Однако, он решился поставить себе такой вопрос: "Если бы я был глубоко убежден, что социальная эволюция отвращается от моих идей, что будущее против них, продолжал ли бы я держаться их? Согласился ли бы я отстаивать заранее проигранное дело?"
Он принужден был себе признаться: нет! Но как ни был он склонен строго относиться к самому себе (католик по происхождению и по материнскому воспитанию, в горах он проникся духом протестантской строгости), он за собой не чувствовал права объяснять низменными мотивами свое принципиальное нерасположение к заранее проигранным делам. "Я совсем не преклоняюсь перед успехом. Напротив. С волками выть? Лететь на помощь победителям? Это на меня ничуть не похоже. Скорее во мне есть дух противоречия. Я происхожу от предков нонконформистов. Принадлежать к воинствующему меньшинству, пусть бы даже угнетаемому, более заманчивого положения я себе не представляю. Я даже согласен быть одиноким в своих убеждениях, драться в одиночку, но за дело, которое когда-нибудь победит. Пусть грядущее, если так нужно, будет единственным моим товарищем. Но пусть оно будет на моей стороне.

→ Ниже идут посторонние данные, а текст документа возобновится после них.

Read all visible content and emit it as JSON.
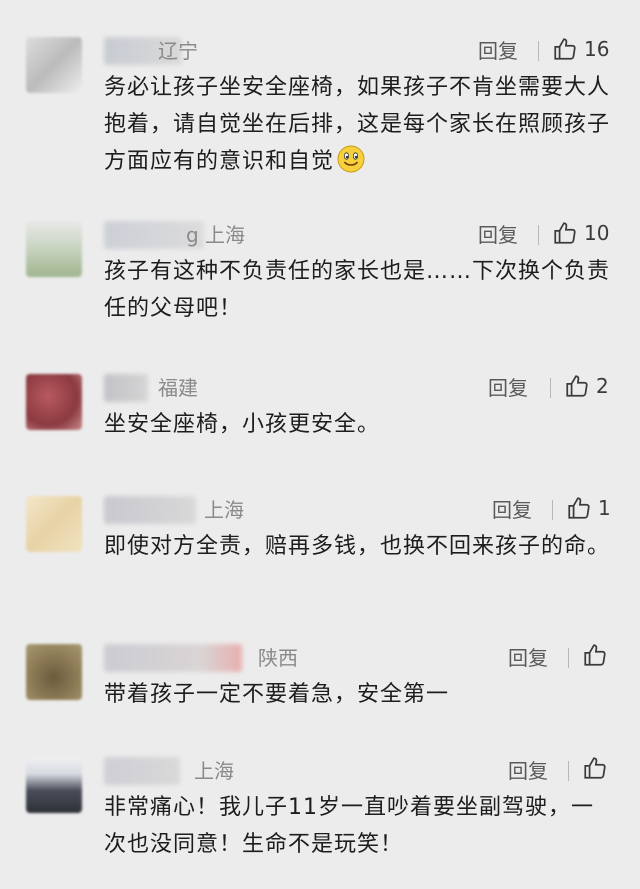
{
  "comments": [
    {
      "location": "辽宁",
      "reply_label": "回复",
      "likes": "16",
      "text": "务必让孩子坐安全座椅，如果孩子不肯坐需要大人抱着，请自觉坐在后排，这是每个家长在照顾孩子方面应有的意识和自觉",
      "has_emoji": true
    },
    {
      "location": "g 上海",
      "reply_label": "回复",
      "likes": "10",
      "text": "孩子有这种不负责任的家长也是……下次换个负责任的父母吧！"
    },
    {
      "location": "福建",
      "reply_label": "回复",
      "likes": "2",
      "text": "坐安全座椅，小孩更安全。"
    },
    {
      "location": "上海",
      "reply_label": "回复",
      "likes": "1",
      "text": "即使对方全责，赔再多钱，也换不回来孩子的命。"
    },
    {
      "location": "陕西",
      "reply_label": "回复",
      "likes": "",
      "text": "带着孩子一定不要着急，安全第一"
    },
    {
      "location": "上海",
      "reply_label": "回复",
      "likes": "",
      "text": "非常痛心！我儿子11岁一直吵着要坐副驾驶，一次也没同意！生命不是玩笑！"
    }
  ],
  "icons": {
    "like": "thumbs-up-icon",
    "emoji": "smile-emoji-icon"
  },
  "colors": {
    "background": "#ececec",
    "text": "#1d1d1d",
    "meta": "#8a8a8a"
  }
}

Я не настолько дилетант, чтобы бесполезно тратить время. Преданность проигранному делу? Знаю рыцарское изящество. Но в сущности какой скептицизм! Я предпочитаю казаться наивным. Ибо, разумеется, наивно думать, будто грядущее на стороне правого дела. Но наивность эта – пружина, до сего времени приводившая в движение мир. Да, это убеждение того же порядка, что вера в прогресс. Несколько, по-видимому, элементарное. Тем хуже для лукавых и утомленных: я верю в прогресс".
Он думал это с некоторым красноречием и вызовом, как бы обращаясь к противнику, к толпе. Но за этой полемической интонацией скрывалась та более глубокая мысль, что личность не может неопределенно долго быть правой в споре с обществом. Все, на что она может надеяться, – это быть правой раньше общества.
В то время, как Жерфаньон размышлял на кровле Училища, Вазэм, обследуя для Аверкампа улички отдаленного квартала, но за свой счет соприкасаясь с различными частностями жизни, лишний раз, быть может, старался решить какой-нибудь вопрос с точки зрения "общества". Таким образом, оба юноши, принадлежавшие к одному поколению, каждый на свой лад, были покорны коллективной мудрости. Но это были различные формы покорности, приводившие к совершенно различным практическим выводам. Вазэм добивался у "общества" советов или даже подсказывания насчет индивидуального искусства жизни, тогда как для Жерфаньона проблема заключалась в ответе на вопрос, как может человек посредством идеала помочь обществу разрешиться от бремени грядущего, заложенного в нем.